Do you know of guidance for the Useful life of a Concrete Protection Barrier?
Is there guidance from any research completred?
Historically speaking, we have heard from various states that 7 years if often deemed a useful service life. Of course, this life varies from state to state. Others may use around 10 years. Daily and/or monthly handling of barrier segments often contributes to degraded service life. Barrier drops on concrete pavement, forklift prongs prying on edges, chains wrapped around barrier edges, etc. will result in spalling and cracking over time. Eliminating thin, sharp corners in a section may help to increase service life in PCBs.
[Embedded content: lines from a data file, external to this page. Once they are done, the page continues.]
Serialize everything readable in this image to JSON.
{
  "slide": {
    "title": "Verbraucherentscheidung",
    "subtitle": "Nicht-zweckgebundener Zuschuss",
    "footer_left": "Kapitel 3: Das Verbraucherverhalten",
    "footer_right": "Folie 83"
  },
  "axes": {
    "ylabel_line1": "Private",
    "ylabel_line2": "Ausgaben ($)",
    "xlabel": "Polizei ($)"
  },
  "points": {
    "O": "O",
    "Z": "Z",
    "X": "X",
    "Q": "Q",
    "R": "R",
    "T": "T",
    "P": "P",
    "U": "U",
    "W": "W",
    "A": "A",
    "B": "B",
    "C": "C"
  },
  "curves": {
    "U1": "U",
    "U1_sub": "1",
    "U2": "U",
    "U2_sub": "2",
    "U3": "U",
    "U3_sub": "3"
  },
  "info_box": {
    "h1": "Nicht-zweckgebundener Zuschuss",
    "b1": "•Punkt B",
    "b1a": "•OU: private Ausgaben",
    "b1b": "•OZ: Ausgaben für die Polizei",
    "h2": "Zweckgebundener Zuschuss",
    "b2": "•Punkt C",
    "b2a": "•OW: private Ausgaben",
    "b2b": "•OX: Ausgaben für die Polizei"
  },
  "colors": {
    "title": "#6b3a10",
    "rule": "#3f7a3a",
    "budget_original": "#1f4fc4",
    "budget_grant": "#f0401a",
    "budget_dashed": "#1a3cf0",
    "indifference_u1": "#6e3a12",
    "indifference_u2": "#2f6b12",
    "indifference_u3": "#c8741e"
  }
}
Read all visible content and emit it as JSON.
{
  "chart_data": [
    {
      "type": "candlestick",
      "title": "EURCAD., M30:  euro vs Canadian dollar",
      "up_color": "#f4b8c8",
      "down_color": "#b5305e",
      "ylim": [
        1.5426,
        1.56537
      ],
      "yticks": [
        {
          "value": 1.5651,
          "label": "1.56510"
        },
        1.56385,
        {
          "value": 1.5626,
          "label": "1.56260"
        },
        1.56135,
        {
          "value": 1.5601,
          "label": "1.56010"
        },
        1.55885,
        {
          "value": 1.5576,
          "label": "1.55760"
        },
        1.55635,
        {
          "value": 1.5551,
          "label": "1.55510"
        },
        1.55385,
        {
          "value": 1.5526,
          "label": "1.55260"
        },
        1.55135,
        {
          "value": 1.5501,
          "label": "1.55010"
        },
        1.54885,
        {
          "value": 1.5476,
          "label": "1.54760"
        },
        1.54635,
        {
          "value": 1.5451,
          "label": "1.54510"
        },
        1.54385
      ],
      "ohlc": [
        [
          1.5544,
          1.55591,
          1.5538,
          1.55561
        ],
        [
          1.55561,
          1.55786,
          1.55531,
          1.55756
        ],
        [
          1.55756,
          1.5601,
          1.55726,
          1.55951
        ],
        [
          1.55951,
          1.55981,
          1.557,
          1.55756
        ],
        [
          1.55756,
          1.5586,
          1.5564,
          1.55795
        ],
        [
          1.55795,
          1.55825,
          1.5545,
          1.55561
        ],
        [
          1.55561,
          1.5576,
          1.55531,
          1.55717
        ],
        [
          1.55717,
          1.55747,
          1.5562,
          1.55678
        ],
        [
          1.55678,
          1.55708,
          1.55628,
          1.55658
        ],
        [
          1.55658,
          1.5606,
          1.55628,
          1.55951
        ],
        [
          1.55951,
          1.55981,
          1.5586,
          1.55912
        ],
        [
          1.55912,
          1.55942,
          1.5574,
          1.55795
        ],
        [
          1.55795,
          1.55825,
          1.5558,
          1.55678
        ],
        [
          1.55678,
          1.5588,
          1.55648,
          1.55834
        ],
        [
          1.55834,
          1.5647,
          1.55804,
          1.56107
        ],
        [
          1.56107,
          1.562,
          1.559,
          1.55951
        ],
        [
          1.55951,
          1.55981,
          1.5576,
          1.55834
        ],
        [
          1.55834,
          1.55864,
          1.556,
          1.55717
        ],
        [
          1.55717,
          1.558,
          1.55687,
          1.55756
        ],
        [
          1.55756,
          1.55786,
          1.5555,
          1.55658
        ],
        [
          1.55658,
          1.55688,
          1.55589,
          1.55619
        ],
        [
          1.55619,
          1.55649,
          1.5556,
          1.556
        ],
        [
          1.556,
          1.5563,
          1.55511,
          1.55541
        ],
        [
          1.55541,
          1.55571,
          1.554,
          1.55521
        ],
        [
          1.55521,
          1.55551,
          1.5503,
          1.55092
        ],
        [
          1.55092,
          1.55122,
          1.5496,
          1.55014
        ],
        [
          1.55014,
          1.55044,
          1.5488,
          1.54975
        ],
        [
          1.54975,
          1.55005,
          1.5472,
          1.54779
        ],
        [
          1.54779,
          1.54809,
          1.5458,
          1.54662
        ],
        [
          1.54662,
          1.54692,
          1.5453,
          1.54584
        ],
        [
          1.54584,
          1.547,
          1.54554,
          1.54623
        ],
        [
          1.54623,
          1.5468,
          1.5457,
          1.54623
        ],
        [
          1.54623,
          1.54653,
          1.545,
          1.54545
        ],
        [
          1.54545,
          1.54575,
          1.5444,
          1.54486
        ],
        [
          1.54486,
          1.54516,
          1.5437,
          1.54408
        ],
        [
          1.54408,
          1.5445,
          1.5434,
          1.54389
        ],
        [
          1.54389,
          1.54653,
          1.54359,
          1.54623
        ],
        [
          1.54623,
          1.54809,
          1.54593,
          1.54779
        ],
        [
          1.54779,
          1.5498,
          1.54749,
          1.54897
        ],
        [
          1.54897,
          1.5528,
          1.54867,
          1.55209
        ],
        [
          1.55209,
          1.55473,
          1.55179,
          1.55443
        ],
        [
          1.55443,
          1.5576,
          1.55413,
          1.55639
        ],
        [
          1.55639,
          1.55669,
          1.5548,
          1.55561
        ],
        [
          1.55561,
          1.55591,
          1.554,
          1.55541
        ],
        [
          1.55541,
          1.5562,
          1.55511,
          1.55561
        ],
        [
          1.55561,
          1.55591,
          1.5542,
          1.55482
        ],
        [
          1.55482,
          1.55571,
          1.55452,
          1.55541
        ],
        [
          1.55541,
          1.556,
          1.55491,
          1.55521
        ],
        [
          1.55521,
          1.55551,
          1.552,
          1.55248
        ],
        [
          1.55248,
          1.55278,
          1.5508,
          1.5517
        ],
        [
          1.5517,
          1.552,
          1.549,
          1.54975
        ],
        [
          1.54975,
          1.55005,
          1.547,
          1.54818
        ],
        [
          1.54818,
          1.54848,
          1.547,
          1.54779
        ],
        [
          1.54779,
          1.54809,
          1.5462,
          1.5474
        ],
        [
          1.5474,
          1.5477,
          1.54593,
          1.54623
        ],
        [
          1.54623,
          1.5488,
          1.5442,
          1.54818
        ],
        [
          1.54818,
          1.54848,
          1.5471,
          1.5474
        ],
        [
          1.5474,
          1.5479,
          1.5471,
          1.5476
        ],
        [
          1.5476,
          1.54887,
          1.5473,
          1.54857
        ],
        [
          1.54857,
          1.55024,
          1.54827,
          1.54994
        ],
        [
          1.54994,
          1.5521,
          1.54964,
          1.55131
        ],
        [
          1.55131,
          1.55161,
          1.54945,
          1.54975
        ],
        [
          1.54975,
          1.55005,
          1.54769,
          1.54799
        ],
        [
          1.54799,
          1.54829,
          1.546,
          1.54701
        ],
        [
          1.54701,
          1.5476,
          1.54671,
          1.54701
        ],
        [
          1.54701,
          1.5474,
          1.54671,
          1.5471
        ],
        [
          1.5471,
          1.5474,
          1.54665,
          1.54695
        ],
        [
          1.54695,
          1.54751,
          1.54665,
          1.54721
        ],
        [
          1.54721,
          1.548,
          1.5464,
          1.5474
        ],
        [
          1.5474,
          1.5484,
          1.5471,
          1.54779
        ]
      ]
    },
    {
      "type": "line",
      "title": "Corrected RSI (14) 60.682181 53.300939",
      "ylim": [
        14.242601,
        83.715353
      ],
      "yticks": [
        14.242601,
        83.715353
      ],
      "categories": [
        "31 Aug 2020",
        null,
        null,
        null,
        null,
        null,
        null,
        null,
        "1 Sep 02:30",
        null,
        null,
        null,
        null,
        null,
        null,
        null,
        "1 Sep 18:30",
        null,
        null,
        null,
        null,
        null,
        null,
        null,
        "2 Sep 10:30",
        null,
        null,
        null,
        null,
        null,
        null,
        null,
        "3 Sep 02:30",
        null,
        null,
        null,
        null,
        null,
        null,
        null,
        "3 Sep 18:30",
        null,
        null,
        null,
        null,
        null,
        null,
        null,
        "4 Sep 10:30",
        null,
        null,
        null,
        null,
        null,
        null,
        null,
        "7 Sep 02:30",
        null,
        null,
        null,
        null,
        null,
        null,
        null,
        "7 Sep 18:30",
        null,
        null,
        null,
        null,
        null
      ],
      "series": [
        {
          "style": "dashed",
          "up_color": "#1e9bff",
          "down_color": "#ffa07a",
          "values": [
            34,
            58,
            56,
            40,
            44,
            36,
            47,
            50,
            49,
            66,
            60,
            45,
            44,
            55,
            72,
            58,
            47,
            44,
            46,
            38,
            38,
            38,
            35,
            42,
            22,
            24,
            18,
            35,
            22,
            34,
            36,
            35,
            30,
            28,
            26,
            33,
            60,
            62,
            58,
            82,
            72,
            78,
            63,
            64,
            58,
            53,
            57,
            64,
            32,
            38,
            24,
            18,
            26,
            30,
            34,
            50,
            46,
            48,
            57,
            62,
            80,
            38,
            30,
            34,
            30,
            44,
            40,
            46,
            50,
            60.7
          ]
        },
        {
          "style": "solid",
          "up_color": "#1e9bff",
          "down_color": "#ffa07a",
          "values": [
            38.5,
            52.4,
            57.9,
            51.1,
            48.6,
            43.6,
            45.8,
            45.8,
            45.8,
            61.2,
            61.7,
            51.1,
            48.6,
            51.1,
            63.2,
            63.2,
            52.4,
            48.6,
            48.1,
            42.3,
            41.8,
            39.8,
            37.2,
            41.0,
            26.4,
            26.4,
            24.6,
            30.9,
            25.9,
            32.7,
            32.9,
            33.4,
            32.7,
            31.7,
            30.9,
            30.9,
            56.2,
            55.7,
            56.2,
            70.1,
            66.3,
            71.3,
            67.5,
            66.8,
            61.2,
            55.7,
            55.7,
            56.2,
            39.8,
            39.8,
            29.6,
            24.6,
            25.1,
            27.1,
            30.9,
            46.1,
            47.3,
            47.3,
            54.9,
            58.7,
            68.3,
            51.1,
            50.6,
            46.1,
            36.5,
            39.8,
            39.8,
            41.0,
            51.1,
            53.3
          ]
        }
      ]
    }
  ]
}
If PCB service life could increase by 50% to 100%, would a DOT be willing to accept an alternative design if it had increased upfront acquisition cost but lower lifecycle cost? I suspect this would depend on how much more and what service life currently exists and what may be projected.
Thanks so much for your analysis. Are you aware of a state (or you for that matter) that has a description of physical characteristics that would make the PCB unacceptable from a crash test perspective.
It seems to me that the FHWA characterized the acceptability of the NE PCB as “marginal”, are there physical deteriorations that would take this characterization from “marginal” to “unacceptable”?
I am looking for something the contractors and state can “see” in order to show why these PCBs are unacceptable.
Wisconsin has a document.
http://wisconsindot.gov/rdwy/cmm/cm-01-45.pdf#cm1-45.12>
Section 1-45.12.1 contains general temporary barrier guidance for construction staff.
1-45-12.5 addressed barrier quality
There is one other group that had prepared information. I will need to try to recall which group or state. Maybe Illinois?